I looked around the room and groaned. My son’s nursery was not habitable. The top floor of the mansion was a wreck too. The fire and subsequent storm which had doused the flames had rendered my suite completely useless. What the Hell were we going to do to sleep?

The compound was large, but most of the rooms were taken. I knew any Vampyre here would happily give their suite up for us, but I wasn’t going to make any of my people homeless on Christmas Eve.

Damn. We were a menagerie without a manger. Maybe I was taking this reenactment stuff a little too far.

Satan and Gigi had guest rooms, but they weren’t big enough to hold all of us comfortably. Leaving my grandma and uncle alone to their own devices was most definitely out of the question.

There was only one thing to do and no one was going to be happy about it.

“We’re going to have a slumber party by the Christmas tree,” I announced in my loudest outdoor voice, hoping that sheer volume would distract everyone from the horror of what I had just said.

Nope. No such luck.

“Fine, but I sleep naked,” Satan announced with his arms spread wide as if we should applaud this unsavory bit of info.

“Not tonight you don’t,” Ethan said as he ran his hands through his hair, then purposely banged his head against the doorframe.

“Are you sure about this, Astrid?” Mother Nature inquired with raised brows.

“Nope, not even a little bit, but it’s what we’re doing. That way I can keep my eye on everyone and with some luck my home might still be standing tomorrow.”

I scrounged around and tried to find some PJs for my boy that hadn’t been torn to shreds. I did find some only slightly holey Batman underoos. They’d have to do.
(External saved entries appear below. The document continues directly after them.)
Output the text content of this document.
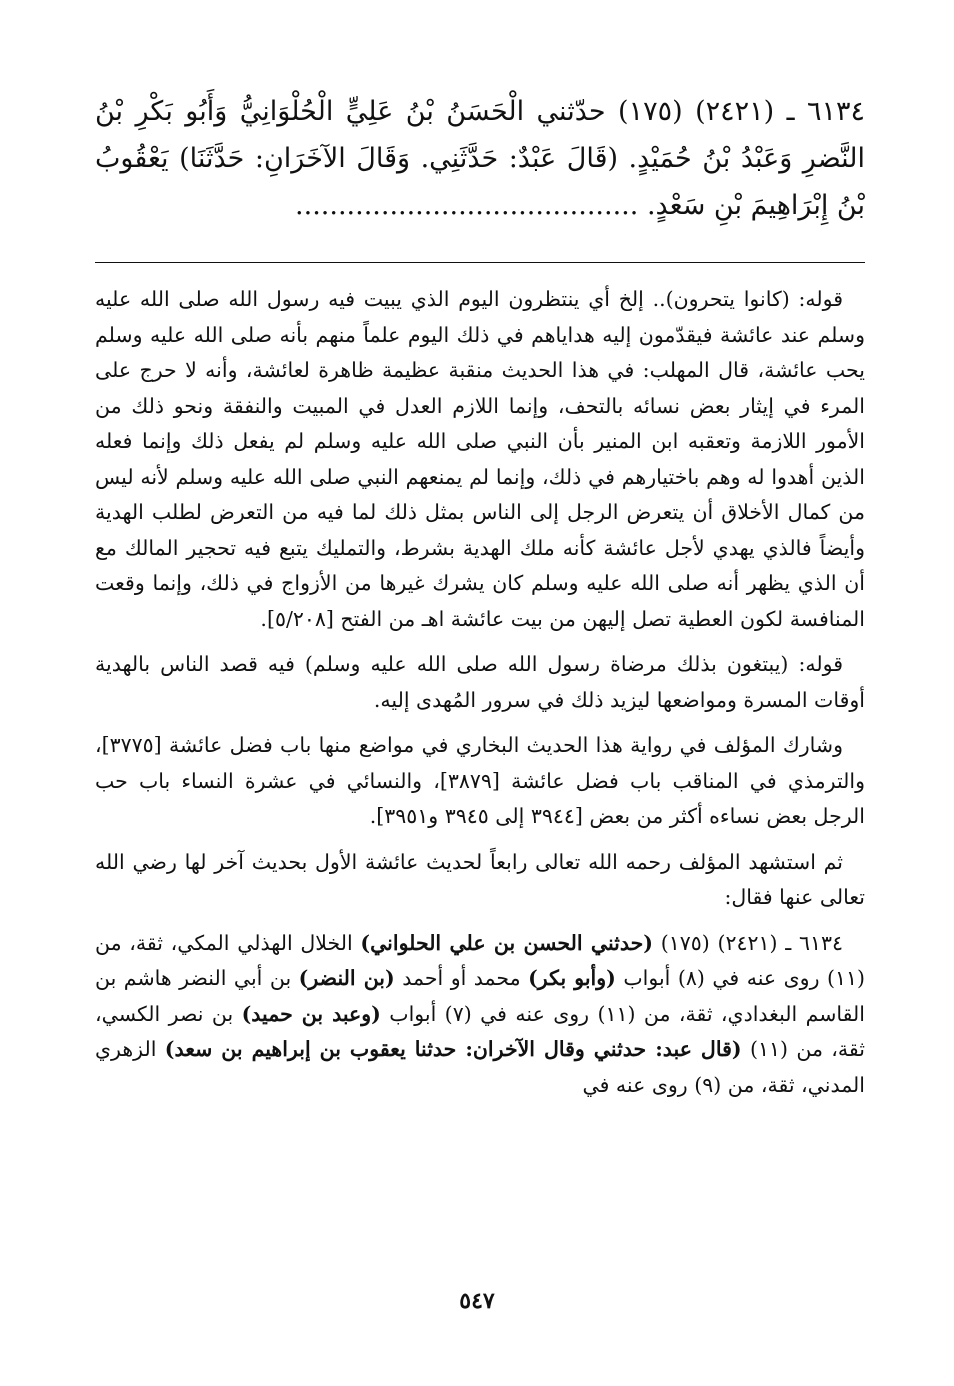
٦١٣٤ ـ (٢٤٢١) (١٧٥) حدّثني الْحَسَنُ بْنُ عَلِيٍّ الْحُلْوَانِيُّ وَأَبُو بَكْرِ بْنُ النَّضرِ وَعَبْدُ بْنُ حُمَيْدٍ. (قَالَ عَبْدٌ: حَدَّثَنِي. وَقَالَ الآخَرَانِ: حَدَّثَنَا) يَعْقُوبُ بْنُ إِبْرَاهِيمَ بْنِ سَعْدٍ. ........................................

قوله: (كانوا يتحرون).. إلخ أي ينتظرون اليوم الذي يبيت فيه رسول الله صلى الله عليه وسلم عند عائشة فيقدّمون إليه هداياهم في ذلك اليوم علماً منهم بأنه صلى الله عليه وسلم يحب عائشة، قال المهلب: في هذا الحديث منقبة عظيمة ظاهرة لعائشة، وأنه لا حرج على المرء في إيثار بعض نسائه بالتحف، وإنما اللازم العدل في المبيت والنفقة ونحو ذلك من الأمور اللازمة وتعقبه ابن المنير بأن النبي صلى الله عليه وسلم لم يفعل ذلك وإنما فعله الذين أهدوا له وهم باختيارهم في ذلك، وإنما لم يمنعهم النبي صلى الله عليه وسلم لأنه ليس من كمال الأخلاق أن يتعرض الرجل إلى الناس بمثل ذلك لما فيه من التعرض لطلب الهدية وأيضاً فالذي يهدي لأجل عائشة كأنه ملك الهدية بشرط، والتمليك يتبع فيه تحجير المالك مع أن الذي يظهر أنه صلى الله عليه وسلم كان يشرك غيرها من الأزواج في ذلك، وإنما وقعت المنافسة لكون العطية تصل إليهن من بيت عائشة اهـ من الفتح [٥/٢٠٨].

قوله: (يبتغون بذلك مرضاة رسول الله صلى الله عليه وسلم) فيه قصد الناس بالهدية أوقات المسرة ومواضعها ليزيد ذلك في سرور المُهدى إليه.

وشارك المؤلف في رواية هذا الحديث البخاري في مواضع منها باب فضل عائشة [٣٧٧٥]، والترمذي في المناقب باب فضل عائشة [٣٨٧٩]، والنسائي في عشرة النساء باب حب الرجل بعض نساءه أكثر من بعض [٣٩٤٤ إلى ٣٩٤٥ و٣٩٥١].

ثم استشهد المؤلف رحمه الله تعالى رابعاً لحديث عائشة الأول بحديث آخر لها رضي الله تعالى عنها فقال:

٦١٣٤ ـ (٢٤٢١) (١٧٥) (حدثني الحسن بن علي الحلواني) الخلال الهذلي المكي، ثقة، من (١١) روى عنه في (٨) أبواب (وأبو بكر) محمد أو أحمد (بن النضر) بن أبي النضر هاشم بن القاسم البغدادي، ثقة، من (١١) روى عنه في (٧) أبواب (وعبد بن حميد) بن نصر الكسي، ثقة، من (١١) (قال عبد: حدثني وقال الآخران: حدثنا يعقوب بن إبراهيم بن سعد) الزهري المدني، ثقة، من (٩) روى عنه في

٥٤٧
“Ethan, can you take Samuel and have cots delivered to the Great Room?” I asked as I tossed him the pathetic excuse for jammies.

He nodded and caught them. “Will do,” he replied as he hoisted our baby onto his broad shoulders.
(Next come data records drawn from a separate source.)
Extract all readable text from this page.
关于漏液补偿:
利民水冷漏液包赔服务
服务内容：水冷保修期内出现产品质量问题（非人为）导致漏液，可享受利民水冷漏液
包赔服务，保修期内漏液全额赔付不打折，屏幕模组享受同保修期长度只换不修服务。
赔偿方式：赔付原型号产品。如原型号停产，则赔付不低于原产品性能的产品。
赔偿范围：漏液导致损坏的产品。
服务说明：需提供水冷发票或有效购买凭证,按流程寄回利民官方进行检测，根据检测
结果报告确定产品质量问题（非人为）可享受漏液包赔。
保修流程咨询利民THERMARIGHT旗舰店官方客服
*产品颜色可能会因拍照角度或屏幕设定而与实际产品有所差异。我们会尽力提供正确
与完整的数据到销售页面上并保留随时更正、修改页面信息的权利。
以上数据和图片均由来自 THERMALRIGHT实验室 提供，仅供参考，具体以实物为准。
“Me love slumber parties,” Samuel said as he clapped his hands happily.

Satan sighed heavily and took his mother by her hand. “On my birthday, everyone will have their own quarters. And the baboon will not be invited.”

On that note they exited, leaving me with said baboon and the Baby Demons. I plopped down in defeat amongst the disarray and put my head in my hands. This was not going at all like it was supposed to go. I’d planned it out so well and it was now blowing up in my face.

“Um… Mommmmmeeeey?” Abe asked as he hopped up onto my shoulder and patted my head lovingly.

“Yes?”

“Me kind of hungry. Me was just thinking me might take a little trip to the zoooooooo and have snack,” he said with an evil glint in his eye.

Glancing over at the baboon with the scars and welts all over his body, I nodded silently.

“Just make sure you eat the right ones,” I told him.

“YAYAYAYAYAYAY,” they all squealed as the baboon’s eyes filled up again.

“Garummph flobuscka shopertgashub,” he whispered.

“Did he just say he likes to put underpants on his head?” I asked the Baby Demons.